Ia mengungkap sebelum adanya pengakuan dari Pemerintah Kabupaten Paser terhadap keberadaan Masyarakat Adat Mului, hutan adat seringkali terancam oleh keberadaan perusahaan kayu, seperti PT. Merbau Lestari dan PT. Telaga Mas. Situasi ini menimbulkan kekhawatiran bagi Masyarakat Adat Mului terhadap nasib hutan adat mereka, sebab jika hutan telah rusak maka generasi selanjutnya akan punah. Baginya, hutan bukan sekedar benda mati yang dapat diperlakukan secara sewenang-wenang.

“Hutan adalah kehidupan dan hutan adalah pemberi segala hal yang dibutuhkan oleh Masyarakat Adat Mului. Ketika hutan sudah tidak ada, maka Masyarakat Adat Mului akan kehilangan jati dirinya sebagai Masyarakat Adat,” ungkapnya.

Pemerintah Terbitkan Surat Keputusan

Setelah bertahun-tahun berjuang, akhirnya Jidan merasakan hasilnya. Perjuangannya tidak sia-sia. Pada 24 April 2018, terbit Surat Keputusan (SK) Bupati Kabupaten Paser  Yusriansyah Sarkawi bernomor 413.3/KEP-268/2018 tentang Pengakuan dan Perlindungan Masyarakat  Adat Mului. Komunitas Masyarakat Adat Mului juga mendapatkan pengakuan pertama kali dari Pemerintah Provinsi Kalimantan Timur.

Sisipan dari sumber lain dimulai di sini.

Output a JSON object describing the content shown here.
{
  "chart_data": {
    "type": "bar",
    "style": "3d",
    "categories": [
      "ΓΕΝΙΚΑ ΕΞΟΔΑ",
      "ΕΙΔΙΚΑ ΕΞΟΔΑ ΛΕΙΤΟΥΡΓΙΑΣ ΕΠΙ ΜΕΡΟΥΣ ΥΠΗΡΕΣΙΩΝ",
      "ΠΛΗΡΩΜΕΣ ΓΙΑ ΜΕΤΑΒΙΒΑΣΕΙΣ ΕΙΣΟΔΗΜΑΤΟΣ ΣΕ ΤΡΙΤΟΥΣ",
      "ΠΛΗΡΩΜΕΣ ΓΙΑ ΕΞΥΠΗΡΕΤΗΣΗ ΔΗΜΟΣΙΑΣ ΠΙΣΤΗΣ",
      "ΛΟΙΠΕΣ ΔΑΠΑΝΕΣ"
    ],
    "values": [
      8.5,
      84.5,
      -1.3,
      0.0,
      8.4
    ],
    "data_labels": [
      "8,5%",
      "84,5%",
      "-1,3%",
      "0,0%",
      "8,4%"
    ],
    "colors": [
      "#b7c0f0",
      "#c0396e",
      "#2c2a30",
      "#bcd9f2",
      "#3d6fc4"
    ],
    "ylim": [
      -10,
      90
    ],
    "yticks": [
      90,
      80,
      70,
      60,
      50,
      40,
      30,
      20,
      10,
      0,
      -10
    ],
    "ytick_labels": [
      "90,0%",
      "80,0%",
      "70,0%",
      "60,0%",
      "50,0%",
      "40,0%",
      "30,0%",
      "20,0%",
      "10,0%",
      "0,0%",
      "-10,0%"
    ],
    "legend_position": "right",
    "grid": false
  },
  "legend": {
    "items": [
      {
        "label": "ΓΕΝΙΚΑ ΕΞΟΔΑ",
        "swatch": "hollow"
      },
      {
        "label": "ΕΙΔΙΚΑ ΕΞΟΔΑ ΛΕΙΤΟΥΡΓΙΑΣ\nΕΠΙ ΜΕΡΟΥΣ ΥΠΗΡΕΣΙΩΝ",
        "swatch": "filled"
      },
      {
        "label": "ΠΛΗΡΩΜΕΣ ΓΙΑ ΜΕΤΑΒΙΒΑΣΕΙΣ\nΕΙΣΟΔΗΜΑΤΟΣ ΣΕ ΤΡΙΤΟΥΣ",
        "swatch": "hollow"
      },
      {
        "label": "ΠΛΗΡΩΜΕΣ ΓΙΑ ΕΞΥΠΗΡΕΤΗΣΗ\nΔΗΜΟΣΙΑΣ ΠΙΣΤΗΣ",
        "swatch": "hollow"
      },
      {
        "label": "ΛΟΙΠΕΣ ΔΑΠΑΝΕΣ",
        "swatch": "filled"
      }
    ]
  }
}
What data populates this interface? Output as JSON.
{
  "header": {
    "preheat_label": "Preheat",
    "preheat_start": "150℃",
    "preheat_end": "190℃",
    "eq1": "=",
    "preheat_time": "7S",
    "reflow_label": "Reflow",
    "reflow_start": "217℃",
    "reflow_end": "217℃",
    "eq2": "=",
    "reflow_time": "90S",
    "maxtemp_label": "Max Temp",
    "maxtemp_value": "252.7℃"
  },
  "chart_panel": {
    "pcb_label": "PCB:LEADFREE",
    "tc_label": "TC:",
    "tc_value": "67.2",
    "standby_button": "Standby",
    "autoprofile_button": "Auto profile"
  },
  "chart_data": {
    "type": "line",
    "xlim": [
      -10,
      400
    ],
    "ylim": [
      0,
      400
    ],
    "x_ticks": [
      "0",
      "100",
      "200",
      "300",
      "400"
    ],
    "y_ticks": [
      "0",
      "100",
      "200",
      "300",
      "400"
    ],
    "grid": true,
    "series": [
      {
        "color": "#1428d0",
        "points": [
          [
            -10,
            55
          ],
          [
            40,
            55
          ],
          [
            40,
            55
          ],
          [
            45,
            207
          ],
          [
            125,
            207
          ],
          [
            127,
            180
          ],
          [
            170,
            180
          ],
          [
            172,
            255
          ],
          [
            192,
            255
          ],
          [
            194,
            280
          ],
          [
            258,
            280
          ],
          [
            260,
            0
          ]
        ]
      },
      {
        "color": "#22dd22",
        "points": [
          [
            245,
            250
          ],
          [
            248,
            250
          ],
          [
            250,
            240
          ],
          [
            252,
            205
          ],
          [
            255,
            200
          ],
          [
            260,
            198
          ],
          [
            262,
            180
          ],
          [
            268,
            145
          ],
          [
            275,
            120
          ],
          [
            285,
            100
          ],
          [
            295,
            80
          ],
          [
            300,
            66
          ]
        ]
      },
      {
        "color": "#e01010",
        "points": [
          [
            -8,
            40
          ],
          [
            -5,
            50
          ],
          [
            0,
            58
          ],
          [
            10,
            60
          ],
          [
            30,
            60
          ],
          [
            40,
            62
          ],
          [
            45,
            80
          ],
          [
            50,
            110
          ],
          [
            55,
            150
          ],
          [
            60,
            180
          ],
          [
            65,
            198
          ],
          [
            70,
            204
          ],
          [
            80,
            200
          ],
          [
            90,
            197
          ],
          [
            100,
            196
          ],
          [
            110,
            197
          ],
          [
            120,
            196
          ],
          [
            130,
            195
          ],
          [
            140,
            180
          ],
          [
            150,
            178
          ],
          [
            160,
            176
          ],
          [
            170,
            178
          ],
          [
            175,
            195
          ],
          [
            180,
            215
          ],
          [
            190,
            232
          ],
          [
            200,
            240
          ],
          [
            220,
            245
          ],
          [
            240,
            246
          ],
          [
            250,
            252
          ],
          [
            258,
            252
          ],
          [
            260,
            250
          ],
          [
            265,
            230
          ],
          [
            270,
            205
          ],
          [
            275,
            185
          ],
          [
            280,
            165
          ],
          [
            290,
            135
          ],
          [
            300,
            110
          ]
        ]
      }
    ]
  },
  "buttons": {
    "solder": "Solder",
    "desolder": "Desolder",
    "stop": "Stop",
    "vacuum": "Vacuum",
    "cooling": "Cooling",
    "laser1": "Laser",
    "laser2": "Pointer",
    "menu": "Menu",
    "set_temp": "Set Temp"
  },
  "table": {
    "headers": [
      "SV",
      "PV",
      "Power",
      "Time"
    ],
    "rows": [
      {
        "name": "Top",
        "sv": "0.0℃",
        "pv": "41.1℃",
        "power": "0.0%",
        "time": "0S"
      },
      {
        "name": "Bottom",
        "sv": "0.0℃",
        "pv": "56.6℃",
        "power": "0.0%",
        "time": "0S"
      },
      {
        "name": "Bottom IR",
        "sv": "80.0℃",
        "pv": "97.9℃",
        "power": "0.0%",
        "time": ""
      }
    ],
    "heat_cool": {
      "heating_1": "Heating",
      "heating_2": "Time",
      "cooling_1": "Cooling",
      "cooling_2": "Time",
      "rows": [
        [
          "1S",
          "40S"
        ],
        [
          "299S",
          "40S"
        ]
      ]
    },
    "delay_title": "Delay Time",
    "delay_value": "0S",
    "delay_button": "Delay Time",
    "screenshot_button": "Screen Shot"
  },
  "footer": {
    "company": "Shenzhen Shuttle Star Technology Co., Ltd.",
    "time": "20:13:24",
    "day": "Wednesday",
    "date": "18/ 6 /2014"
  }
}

Jidan mengenang pada saat itu, Masyarakat Adat Mului sebagian besar ikut menyaksikan  penyerahan Surat Keputusan Bupati Paser di kantor Camat Muara Komam, Kabupaten Paser, Kalimantan Timur.

“Dusun hampir saja kosong, karena waktu itu Masyarakat Adat Mului antusias ingin menyaksikan penyerahan Surat Keputusan,” kenangnya sembari menambahkan saat itu dirinya meminta kepada beberapa anggota Masyarakat Adat untuk tinggal menjaga kampung.

Setelah Masyarakat Adat Mului mendapat Pengakuan dan Perlindungan, 2 tahun berselang tepatnya pada 1 Oktober 2020, giliran hutan adat milik Masyarakat Adat Mului yang mendapatkan penetapan hutan adat dari Kementerian Lingkungan Hidup dan Kehutanan Nomor SK. 5474/MENLHK-PSL. 1/10/2020 tentang Penetapan Hutan Adat Mului milik Masyarakat Adat Mului seluas 7.722 Hektar.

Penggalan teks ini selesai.